Le vote sur la question de confiance ne peut intervenir que deux jours francs après qu’elle a été posée.

La confiance est refusée au scrutin public à la majorité absolue des membres composant l’Assemblée nationale. Le refus de confiance entraîne la démission collective du Gouvernement. ».

Là encore, les mêmes remarques précédemment évoquées valent ici. C’est-à-dire que le Premier ministre peut décider de poser la question de confiance ne signifie pas que le le Premier ministre doit décider de poser la question de confiance à l’Assemblée nationale lors de sa déclaration de politique générale (donc, pas de question de confiance équivaut à pas de motion de censure en matière de déclaration de politique générale).

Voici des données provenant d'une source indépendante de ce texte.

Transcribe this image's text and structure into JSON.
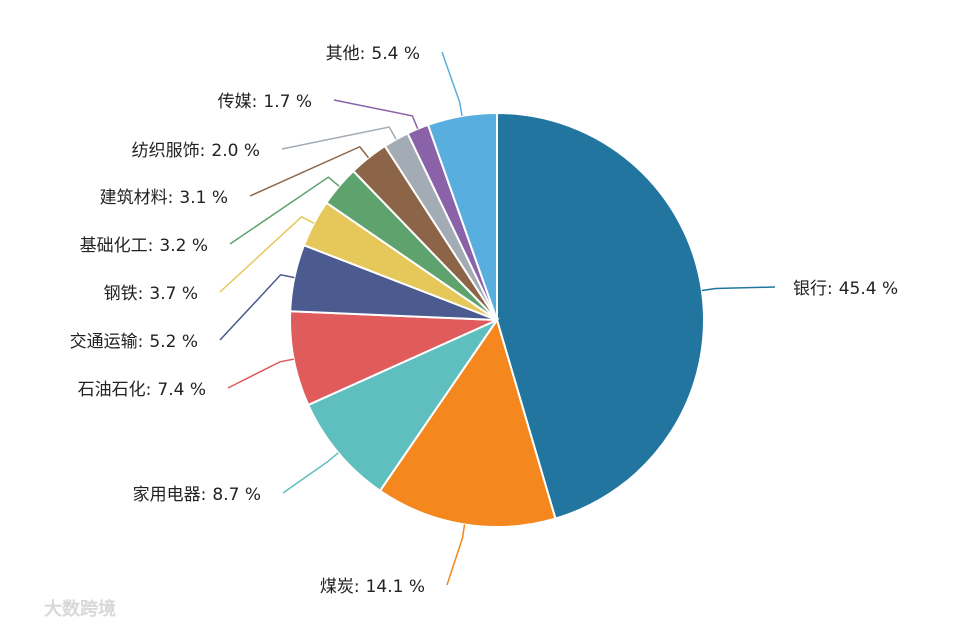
{
  "chart_data": {
    "type": "pie",
    "categories": [
      "银行",
      "煤炭",
      "家用电器",
      "石油石化",
      "交通运输",
      "钢铁",
      "基础化工",
      "建筑材料",
      "纺织服饰",
      "传媒",
      "其他"
    ],
    "values": [
      45.4,
      14.1,
      8.7,
      7.4,
      5.2,
      3.7,
      3.2,
      3.1,
      2.0,
      1.7,
      5.4
    ],
    "value_labels": [
      "45.4 %",
      "14.1 %",
      "8.7 %",
      "7.4 %",
      "5.2 %",
      "3.7 %",
      "3.2 %",
      "3.1 %",
      "2.0 %",
      "1.7 %",
      "5.4 %"
    ],
    "label_separator": ":",
    "colors": [
      "#21759f",
      "#f5871f",
      "#5fbfbf",
      "#e05c5c",
      "#4b5a8f",
      "#e6c75a",
      "#5ea26e",
      "#8c6548",
      "#a3acb5",
      "#8a62a8",
      "#58aede"
    ]
  },
  "watermark": "大数跨境"
}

Tel est l’esprit et la lettre des articles 55 et 89 de la Constitution.

Conclusion :

« Beaucoup de bruits pour rien », tel pourrait être le résumé du débat actuel relatif à l’éventualité d’un vote d’une motion de censure lors de la future Déclaration de politique générale du Premier ministre Ousmane Sonko.

En réalité, le constituant sénégalais s’est attaché à rendre difficile la remise en cause de la responsabilité politique du gouvernement lors d’une déclaration de politique générale.

De telle sorte que, juridiquement, si la Constitution est appliquée à la lettre, il n’y a aucun risque de menace sérieuse d’une motion de censure susceptible de peser sur le Premier ministre et son gouvernement lors de la déclaration de politique générale.

Les raisons sont à rechercher dans les articles 55 et 86 de la Constitution du Sénégal. Il ne pourrait y avoir de motion de censure si le Premier ministre lui-même n’a pas choisi délibérément de solliciter le vote de la confiance des députés lors de sa déclaration de politique générale. C’est une faculté qui lui est offerte par la Constitution de demander la confiance ou non des députés. Ce n’est nullement une obligation constitutionnelle.

Toutefois, dans l’hypothèse où le Règlement intérieur de l’Assemblée nationale prévoit quelque chose de différent par rapport à l’article 55 ou 86 de la Constitution, cela voudrait dire que le Règlement intérieur lui-même serait contraire à la Constitution. Ce qui remettrait en cause sa validité du fait de sa contradiction avec la hiérarchie des normes…

Le Premier ministre a aussi la liberté d’attendre ou non la dissolution de l’Assemblée nationale (article 87 de la Constitution), pour présenter sa déclaration de politique générale. Mais là, il va se poser nécessairement un problème de conciliation de l’Agenda parlementaire, notamment, en matière budgétaire. Il appartiendra alors à l’exécutif de trouver le bon tempo et de faire le meilleur choix.

Mais, étant donné qu’il n’y a aucun obstacle d’ordre constitutionnel, le Premier ministre peut présenter sa déclaration de politique générale dans les meilleurs délais, sans attendre une éventuelle dissolution de l’Assemblée nationale. L’essentiel est qu’il soit prêt pour le faire au moment qu’il juge opportun.